午前中の礼儀作法の授業は大人しく受けていたし、お昼ご飯もいつもどおり美味しい美味しいと食べていた。
今日のお昼ご飯は、自家製ハムとキノコのパスタで、トリュフとパルメザンチーズが効いていて絶品だった。アンティチョークのサラダもニーナは残さず食べていた。デザートのシャーベットも喜んでいた。
ニーナはいつも至極幸福そうに食べ、それを見ている料理人達の顔もほころんでいた。
昼食後、僕は自室で論文を書いていて、ニーナは、庭の手入れを手伝いに行くと言っていた。

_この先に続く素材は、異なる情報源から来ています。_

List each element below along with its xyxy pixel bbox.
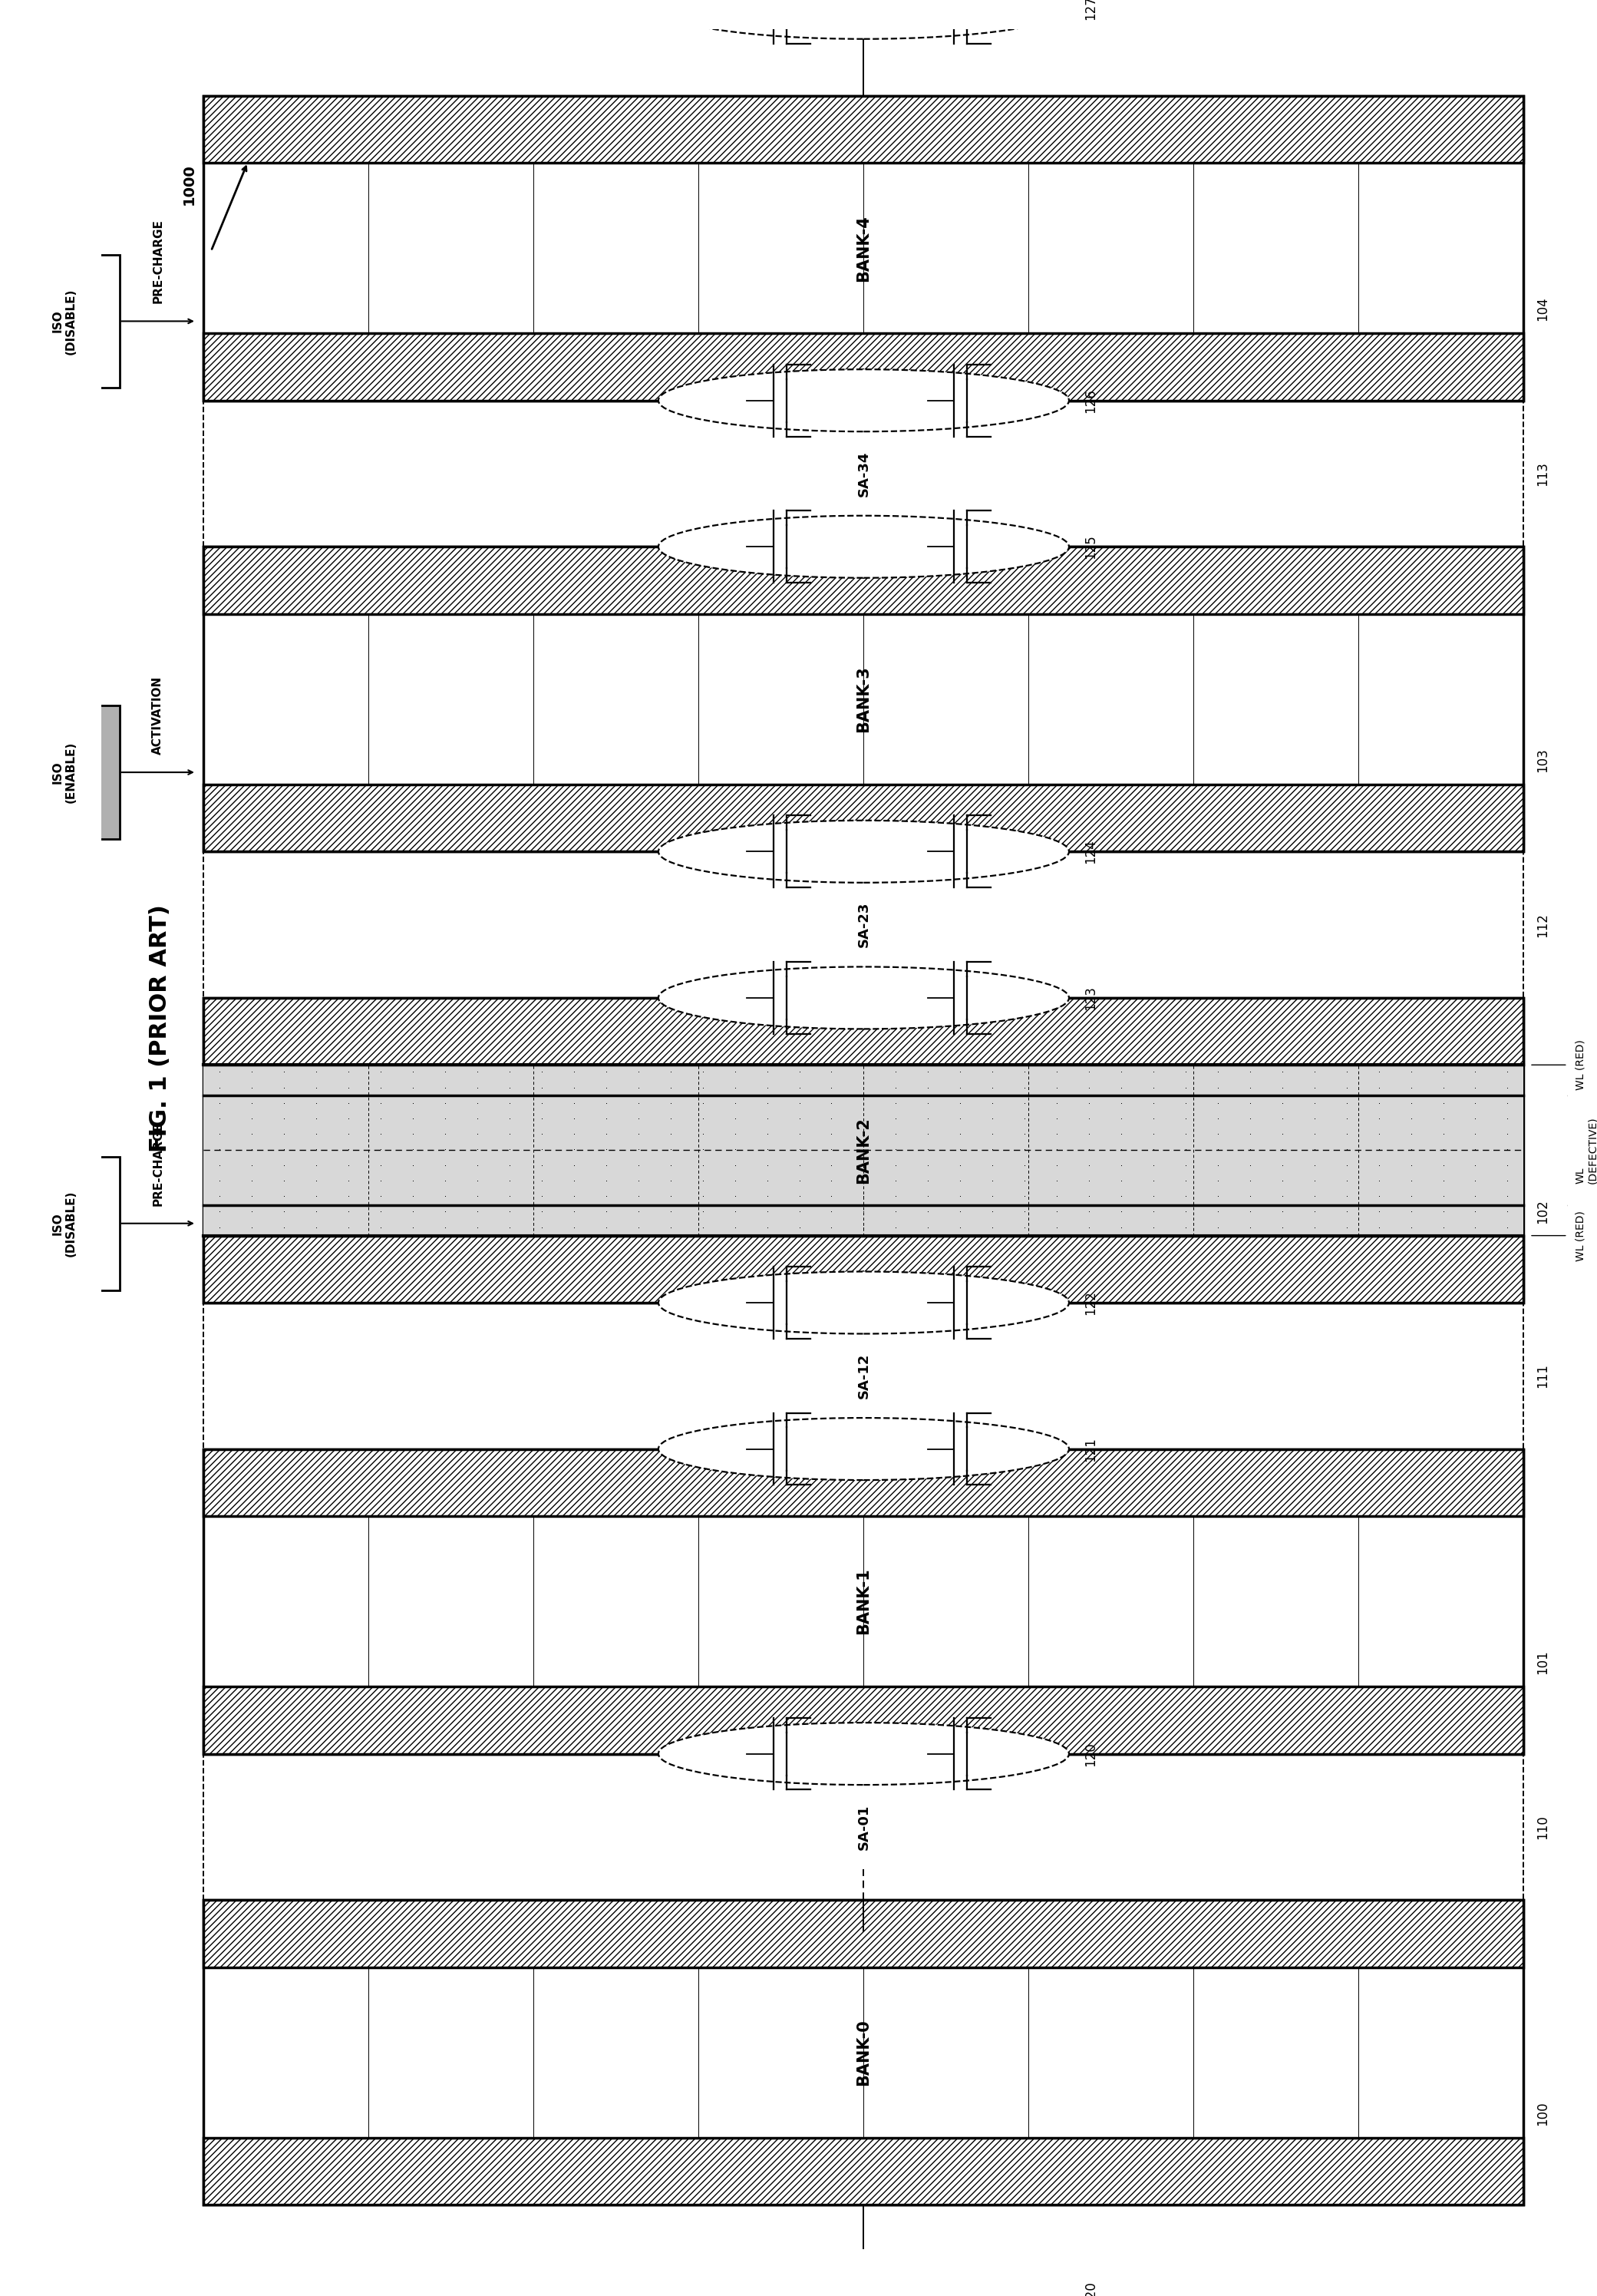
Bar <box>204 400 1524 546</box>
Bar <box>204 546 1524 613</box>
Bar <box>204 1065 1524 1235</box>
Text: 104: 104 <box>1535 296 1549 321</box>
Bar <box>204 1688 1524 1754</box>
Bar <box>204 1449 1524 1515</box>
Text: 1000: 1000 <box>182 163 196 204</box>
Bar <box>204 1302 1524 1449</box>
Bar <box>204 785 1524 852</box>
Ellipse shape <box>658 1419 1068 1481</box>
Text: 126: 126 <box>1084 388 1097 413</box>
Text: PRE-CHARGE: PRE-CHARGE <box>152 1120 163 1205</box>
Bar <box>204 1901 1524 2204</box>
Text: 121: 121 <box>1084 1437 1097 1460</box>
Text: 120: 120 <box>1084 2280 1097 2296</box>
Bar <box>204 2138 1524 2204</box>
Text: ISO
(ENABLE): ISO (ENABLE) <box>53 742 77 804</box>
Ellipse shape <box>658 2262 1068 2296</box>
Bar <box>204 96 1524 163</box>
Text: SA-12: SA-12 <box>856 1352 870 1398</box>
Text: WL
(DEFECTIVE): WL (DEFECTIVE) <box>1575 1116 1597 1185</box>
Bar <box>10 705 120 838</box>
Ellipse shape <box>658 967 1068 1029</box>
Ellipse shape <box>658 517 1068 579</box>
Text: 122: 122 <box>1084 1290 1097 1316</box>
Ellipse shape <box>658 1722 1068 1784</box>
Text: SA-34: SA-34 <box>856 450 870 496</box>
Ellipse shape <box>658 820 1068 882</box>
Text: BANK-2: BANK-2 <box>856 1116 872 1182</box>
Text: BANK-4: BANK-4 <box>856 216 872 282</box>
Text: 127: 127 <box>1084 0 1097 21</box>
Text: ISO
(DISABLE): ISO (DISABLE) <box>53 1189 77 1256</box>
Text: 102: 102 <box>1535 1199 1549 1224</box>
Text: 124: 124 <box>1084 840 1097 863</box>
Bar <box>10 1157 120 1290</box>
Bar <box>204 96 1524 400</box>
Bar <box>204 546 1524 852</box>
Text: 110: 110 <box>1535 1814 1549 1839</box>
Text: BANK-3: BANK-3 <box>856 666 872 732</box>
Ellipse shape <box>658 370 1068 432</box>
Bar <box>204 999 1524 1065</box>
Text: SA-01: SA-01 <box>856 1805 870 1851</box>
Text: 101: 101 <box>1535 1651 1549 1674</box>
Text: WL (RED): WL (RED) <box>1575 1040 1586 1091</box>
Text: 113: 113 <box>1535 461 1549 487</box>
Bar <box>204 1235 1524 1302</box>
Ellipse shape <box>658 0 1068 39</box>
Text: WL (RED): WL (RED) <box>1575 1210 1586 1261</box>
Bar <box>204 333 1524 400</box>
Bar <box>204 852 1524 999</box>
Text: ISO
(DISABLE): ISO (DISABLE) <box>53 287 77 354</box>
Bar <box>10 255 120 388</box>
Bar <box>204 1754 1524 1901</box>
Text: 103: 103 <box>1535 748 1549 771</box>
Bar <box>204 1901 1524 1968</box>
Bar <box>204 999 1524 1302</box>
Bar <box>204 1449 1524 1754</box>
Text: 100: 100 <box>1535 2101 1549 2126</box>
Text: PRE-CHARGE: PRE-CHARGE <box>152 218 163 303</box>
Text: 112: 112 <box>1535 912 1549 937</box>
Text: FIG. 1 (PRIOR ART): FIG. 1 (PRIOR ART) <box>149 905 171 1153</box>
Text: ACTIVATION: ACTIVATION <box>152 675 163 755</box>
Text: 123: 123 <box>1084 985 1097 1010</box>
Text: 111: 111 <box>1535 1364 1549 1389</box>
Ellipse shape <box>658 1272 1068 1334</box>
Text: BANK-1: BANK-1 <box>856 1568 872 1635</box>
Text: 120: 120 <box>1084 1743 1097 1766</box>
Text: SA-23: SA-23 <box>856 902 870 948</box>
Text: 125: 125 <box>1084 535 1097 558</box>
Text: BANK-0: BANK-0 <box>856 2018 872 2085</box>
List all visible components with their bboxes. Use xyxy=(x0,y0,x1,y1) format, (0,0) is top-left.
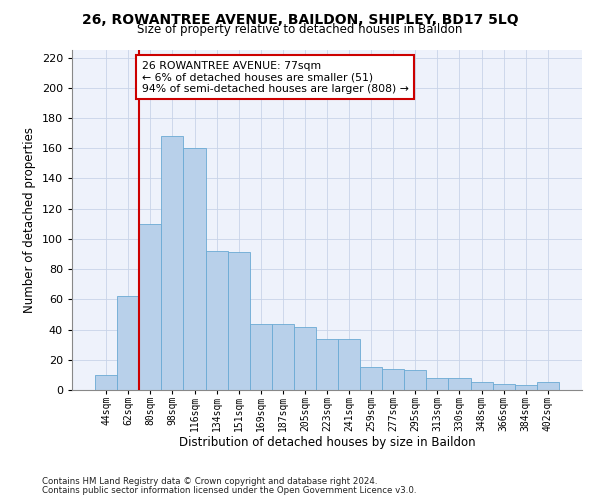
Text: Size of property relative to detached houses in Baildon: Size of property relative to detached ho… xyxy=(137,22,463,36)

ところが、ニーナが、おやつの時間になっても姿を見せなかった。
ニーナは、おやつを何よりも楽しみにしている。
毎日、とろけそうなほど幸せそうに、ケーキやクレープを頬張る。
パティシエ達も張り切っていて、このところ、いろんな種類のスイーツが皿に並んでいた。
ニーナがうちに来て、半月が過ぎ、使用人はみんな彼女の虜だった。
木に登ったり庭や廊下を駆け回ったりするニーナの姿を見て、驚きあわてふためいていた使用人たちも、今はニーナの型破りな姿を、驚きながらも微笑ましく見ていてくれる。
だから、おやつの時間にニーナがいないとわかり、みんなが心配して、手分けして探してもらうことにした。
庭にもいないし、図書室にもいない。
どこかの部屋で眠ってしまっているかもしれない。
まさか、屋根に登って寝ているかも。屋根裏部屋に入って出て来れないのかも。
地下室は鍵がかかっていて入り込めないはずだけど、ニーナなら、勝手に鍵を開けて入り込むくらいはやりかねない。
「ニーナ、出ておいで、おやつの時間だよ」
「ニーナ様、今日のおやつはガトーショコラですよ」
僕は、マリー達と一緒に、声を掛けながら屋敷中を探した。
日が傾きはじめる。
夕日が庭園を照らすけれど、そこにニーナはいない。
「まったく、どこに行ったんでしょう、こんなにみんなを心配させて。出てきたらお仕置きですからね、ニーナ様」
クロエがプリプリ怒っている。
「クロエが怖くて出てこれないんじゃないですか、ニーナ様は」
「マリーっ」
「冗談です、すみません」
仕事から帰ってきた父さんが、ニーナの不在を聞き、顔色を変えた。
ニーナの虜になっているのは、もちろん父さんも一緒だ。
「ニーナなら、屋根の上で寝てるんじゃないか」
と、僕と同じことを言い出す。
「屋根にもいなかった。」
使用人と僕で頑張って屋根も見に行ったのだ。
それから時間がたち一番星が見え始めたころ、使用人の誰かが、「誘拐では…」といい始めた。
ルナール家のニーナがうちにいることは、公表されていない。
だから、ルナール家を狙ったわけではないだろう。
ニーナは、美少女だから、狙われたかもしれない。
屋敷に入り込んだ怪しい人物をみなかったか、議論になる。
みんな、玄関ホールに集まってきていた。
玄関ホールには、コックやら庭師やら侍女やら20人近い使用人達が集まり、不安げに話していた。
そこへ、父さんが現れ、一堂がシンとなる。
「クレマン」
と、父さんが執事のクレマンを読んだ。
「みながニーナを懸命に探してくれたようだが、これ程見つからないのはおかしい。もしかしたら、事件に巻き込まれたかもしれない。警察に知らせよう。」
「かしこまりました」
みんながクレマンを見つめ、クレマンは、馬車の用意をするよう指示をした。
クレマンが玄関の扉に向かったときに、玄関のドアが、ひとりでに開いた。